Chart of Celebrity Deaths by Profession Category

Source: Legacy analysis

The Rest of the Year

The totals from the first half of 2016 are pretty shocking next to the averages of the previous six years. We’re looking back on 36 percent more celebrity deaths than typical in the first half of a year, with 38 percent more of those deaths being major celebrities than typical. What will the rest of the year hold?

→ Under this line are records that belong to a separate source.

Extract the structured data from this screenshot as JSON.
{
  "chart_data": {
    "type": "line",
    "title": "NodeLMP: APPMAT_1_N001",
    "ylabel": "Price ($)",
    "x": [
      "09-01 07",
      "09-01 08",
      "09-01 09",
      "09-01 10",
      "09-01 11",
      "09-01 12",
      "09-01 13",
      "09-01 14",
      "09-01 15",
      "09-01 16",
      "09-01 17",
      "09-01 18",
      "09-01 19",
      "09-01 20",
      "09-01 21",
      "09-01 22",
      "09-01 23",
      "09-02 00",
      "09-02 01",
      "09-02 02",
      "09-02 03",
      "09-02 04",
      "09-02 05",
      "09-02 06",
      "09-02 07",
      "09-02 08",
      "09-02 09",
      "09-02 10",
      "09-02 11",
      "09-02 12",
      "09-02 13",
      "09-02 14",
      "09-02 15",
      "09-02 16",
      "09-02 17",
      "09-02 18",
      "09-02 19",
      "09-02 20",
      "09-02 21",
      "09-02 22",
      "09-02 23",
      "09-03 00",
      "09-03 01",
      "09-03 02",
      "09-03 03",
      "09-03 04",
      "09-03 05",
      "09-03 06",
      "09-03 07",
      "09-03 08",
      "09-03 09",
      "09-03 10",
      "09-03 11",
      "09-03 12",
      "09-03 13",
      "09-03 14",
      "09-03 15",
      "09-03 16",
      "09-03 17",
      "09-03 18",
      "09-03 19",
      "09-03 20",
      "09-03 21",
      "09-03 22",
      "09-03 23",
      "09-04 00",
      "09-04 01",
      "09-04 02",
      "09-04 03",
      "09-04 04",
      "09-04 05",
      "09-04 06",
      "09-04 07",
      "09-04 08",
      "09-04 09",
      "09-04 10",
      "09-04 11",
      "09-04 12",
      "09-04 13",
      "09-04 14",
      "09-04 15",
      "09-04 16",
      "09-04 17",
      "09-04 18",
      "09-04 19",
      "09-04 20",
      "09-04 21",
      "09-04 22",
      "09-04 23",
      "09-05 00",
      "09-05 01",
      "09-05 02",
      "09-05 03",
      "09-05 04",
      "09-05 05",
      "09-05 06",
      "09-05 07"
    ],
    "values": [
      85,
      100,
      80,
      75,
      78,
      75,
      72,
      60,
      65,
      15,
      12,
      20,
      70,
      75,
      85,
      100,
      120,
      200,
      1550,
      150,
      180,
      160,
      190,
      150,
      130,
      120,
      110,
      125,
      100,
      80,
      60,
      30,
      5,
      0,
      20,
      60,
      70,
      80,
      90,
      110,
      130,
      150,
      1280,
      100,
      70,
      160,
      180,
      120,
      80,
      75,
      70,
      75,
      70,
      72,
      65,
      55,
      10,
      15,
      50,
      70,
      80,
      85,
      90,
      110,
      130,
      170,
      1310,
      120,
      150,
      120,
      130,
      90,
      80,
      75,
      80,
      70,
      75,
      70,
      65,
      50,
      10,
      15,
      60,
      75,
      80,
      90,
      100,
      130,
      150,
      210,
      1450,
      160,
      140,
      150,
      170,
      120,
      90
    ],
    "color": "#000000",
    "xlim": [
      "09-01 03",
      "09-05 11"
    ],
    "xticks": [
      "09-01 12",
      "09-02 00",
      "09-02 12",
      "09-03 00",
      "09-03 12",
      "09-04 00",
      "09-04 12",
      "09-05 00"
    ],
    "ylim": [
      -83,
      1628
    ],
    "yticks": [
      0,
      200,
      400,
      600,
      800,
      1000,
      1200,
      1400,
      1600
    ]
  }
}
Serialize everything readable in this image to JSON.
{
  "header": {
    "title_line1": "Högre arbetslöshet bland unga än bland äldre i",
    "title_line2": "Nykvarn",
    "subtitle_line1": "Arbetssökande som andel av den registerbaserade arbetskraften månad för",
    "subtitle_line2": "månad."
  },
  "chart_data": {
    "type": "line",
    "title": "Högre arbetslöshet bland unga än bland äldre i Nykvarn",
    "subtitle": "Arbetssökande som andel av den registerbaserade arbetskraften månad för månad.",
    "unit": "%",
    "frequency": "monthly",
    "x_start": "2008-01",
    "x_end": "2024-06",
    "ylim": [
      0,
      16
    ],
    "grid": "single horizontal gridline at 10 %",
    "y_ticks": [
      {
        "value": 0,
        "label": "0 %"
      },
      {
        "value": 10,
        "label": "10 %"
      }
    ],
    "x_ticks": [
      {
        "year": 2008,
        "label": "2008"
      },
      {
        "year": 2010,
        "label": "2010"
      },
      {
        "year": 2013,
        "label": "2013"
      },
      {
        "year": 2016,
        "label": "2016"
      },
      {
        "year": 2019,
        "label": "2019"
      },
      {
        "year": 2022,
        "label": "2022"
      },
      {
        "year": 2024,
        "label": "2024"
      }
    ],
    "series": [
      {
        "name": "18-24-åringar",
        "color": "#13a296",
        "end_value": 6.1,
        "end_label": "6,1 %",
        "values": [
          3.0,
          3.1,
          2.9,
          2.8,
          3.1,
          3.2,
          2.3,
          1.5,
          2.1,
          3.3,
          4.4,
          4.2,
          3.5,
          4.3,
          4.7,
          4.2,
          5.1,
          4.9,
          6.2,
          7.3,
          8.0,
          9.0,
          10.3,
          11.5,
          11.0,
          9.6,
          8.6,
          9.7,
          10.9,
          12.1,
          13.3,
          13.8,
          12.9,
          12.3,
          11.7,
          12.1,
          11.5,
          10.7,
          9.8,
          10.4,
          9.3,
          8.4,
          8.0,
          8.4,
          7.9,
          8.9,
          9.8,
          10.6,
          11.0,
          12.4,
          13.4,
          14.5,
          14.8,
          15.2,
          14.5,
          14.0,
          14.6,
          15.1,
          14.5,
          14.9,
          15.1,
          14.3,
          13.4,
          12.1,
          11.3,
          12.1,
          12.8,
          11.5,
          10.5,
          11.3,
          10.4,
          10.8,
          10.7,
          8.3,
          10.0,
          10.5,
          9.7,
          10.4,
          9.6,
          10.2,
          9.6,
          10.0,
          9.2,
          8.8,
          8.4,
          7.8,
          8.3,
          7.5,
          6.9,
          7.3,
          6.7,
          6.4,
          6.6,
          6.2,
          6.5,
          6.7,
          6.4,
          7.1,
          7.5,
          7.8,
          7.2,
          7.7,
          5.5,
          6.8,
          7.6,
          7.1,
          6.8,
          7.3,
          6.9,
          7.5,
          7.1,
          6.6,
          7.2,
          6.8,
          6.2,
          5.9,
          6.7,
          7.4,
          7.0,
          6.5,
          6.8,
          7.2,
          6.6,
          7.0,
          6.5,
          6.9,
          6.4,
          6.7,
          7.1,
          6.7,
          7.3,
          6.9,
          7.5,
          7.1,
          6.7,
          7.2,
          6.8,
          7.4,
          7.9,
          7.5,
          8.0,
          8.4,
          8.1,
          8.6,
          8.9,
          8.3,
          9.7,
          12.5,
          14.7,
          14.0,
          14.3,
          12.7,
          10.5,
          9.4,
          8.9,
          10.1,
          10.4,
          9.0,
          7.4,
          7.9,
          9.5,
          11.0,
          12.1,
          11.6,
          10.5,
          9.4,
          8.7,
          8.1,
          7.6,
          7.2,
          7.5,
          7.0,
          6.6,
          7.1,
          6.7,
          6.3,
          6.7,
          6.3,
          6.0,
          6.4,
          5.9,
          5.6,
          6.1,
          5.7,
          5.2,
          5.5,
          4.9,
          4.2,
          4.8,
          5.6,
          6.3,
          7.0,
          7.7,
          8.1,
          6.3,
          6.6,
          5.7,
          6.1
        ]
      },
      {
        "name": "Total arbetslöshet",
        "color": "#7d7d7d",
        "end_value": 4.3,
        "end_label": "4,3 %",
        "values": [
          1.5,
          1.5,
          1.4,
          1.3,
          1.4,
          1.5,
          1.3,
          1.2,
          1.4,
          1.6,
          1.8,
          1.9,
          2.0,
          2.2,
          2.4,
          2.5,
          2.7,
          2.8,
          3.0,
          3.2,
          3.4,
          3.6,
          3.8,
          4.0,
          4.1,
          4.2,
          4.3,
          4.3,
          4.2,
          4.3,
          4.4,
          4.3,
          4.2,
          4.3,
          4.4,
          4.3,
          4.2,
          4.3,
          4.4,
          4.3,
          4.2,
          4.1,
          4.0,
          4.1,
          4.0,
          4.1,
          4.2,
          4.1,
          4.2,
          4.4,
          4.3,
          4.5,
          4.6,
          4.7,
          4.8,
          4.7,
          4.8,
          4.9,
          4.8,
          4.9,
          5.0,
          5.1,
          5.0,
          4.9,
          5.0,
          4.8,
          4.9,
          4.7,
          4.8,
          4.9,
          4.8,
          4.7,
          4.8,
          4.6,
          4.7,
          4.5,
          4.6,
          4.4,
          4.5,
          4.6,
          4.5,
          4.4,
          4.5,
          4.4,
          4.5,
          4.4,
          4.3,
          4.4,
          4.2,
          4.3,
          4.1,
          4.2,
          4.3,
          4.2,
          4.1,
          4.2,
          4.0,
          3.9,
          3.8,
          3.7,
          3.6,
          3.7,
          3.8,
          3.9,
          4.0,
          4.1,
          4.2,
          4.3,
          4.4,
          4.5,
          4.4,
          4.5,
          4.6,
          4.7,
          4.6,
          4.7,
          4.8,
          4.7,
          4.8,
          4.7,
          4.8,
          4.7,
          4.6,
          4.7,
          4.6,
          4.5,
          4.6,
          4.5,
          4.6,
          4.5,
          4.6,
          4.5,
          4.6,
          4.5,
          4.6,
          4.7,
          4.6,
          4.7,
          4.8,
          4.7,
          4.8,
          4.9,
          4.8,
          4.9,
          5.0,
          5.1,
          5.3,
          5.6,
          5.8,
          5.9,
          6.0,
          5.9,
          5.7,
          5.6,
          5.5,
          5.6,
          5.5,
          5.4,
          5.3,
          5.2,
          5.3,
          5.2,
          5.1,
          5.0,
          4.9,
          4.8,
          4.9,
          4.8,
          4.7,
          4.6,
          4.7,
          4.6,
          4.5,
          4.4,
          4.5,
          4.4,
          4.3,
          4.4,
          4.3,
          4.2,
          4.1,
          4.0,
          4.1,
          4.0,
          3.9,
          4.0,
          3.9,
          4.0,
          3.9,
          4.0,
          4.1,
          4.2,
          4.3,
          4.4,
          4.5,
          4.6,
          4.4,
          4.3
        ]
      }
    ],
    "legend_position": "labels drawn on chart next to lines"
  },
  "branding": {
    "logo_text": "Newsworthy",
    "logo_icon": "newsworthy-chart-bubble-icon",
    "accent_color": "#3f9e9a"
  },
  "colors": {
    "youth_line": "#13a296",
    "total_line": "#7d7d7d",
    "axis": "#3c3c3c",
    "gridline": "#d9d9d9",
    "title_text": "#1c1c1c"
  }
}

2016 as a whole is almost guaranteed to have more celebrity deaths than in a typical year – with 53 in the first half, we’re already close to the full-year average of 59 over the past six years. It remains to be seen whether the unusually high rate will continue in the third and fourth quarters, but I’m locking in my prediction now – Q3 will be quieter than Q1 and Q2, following the yearly death rate trend, and I don’t think the numbers will be substantially higher than in a typical Q3. I suspect we’ll see a pretty big jump back up in Q4, maybe on the level of this year’s Q1. Check back in a few months to see if I was right.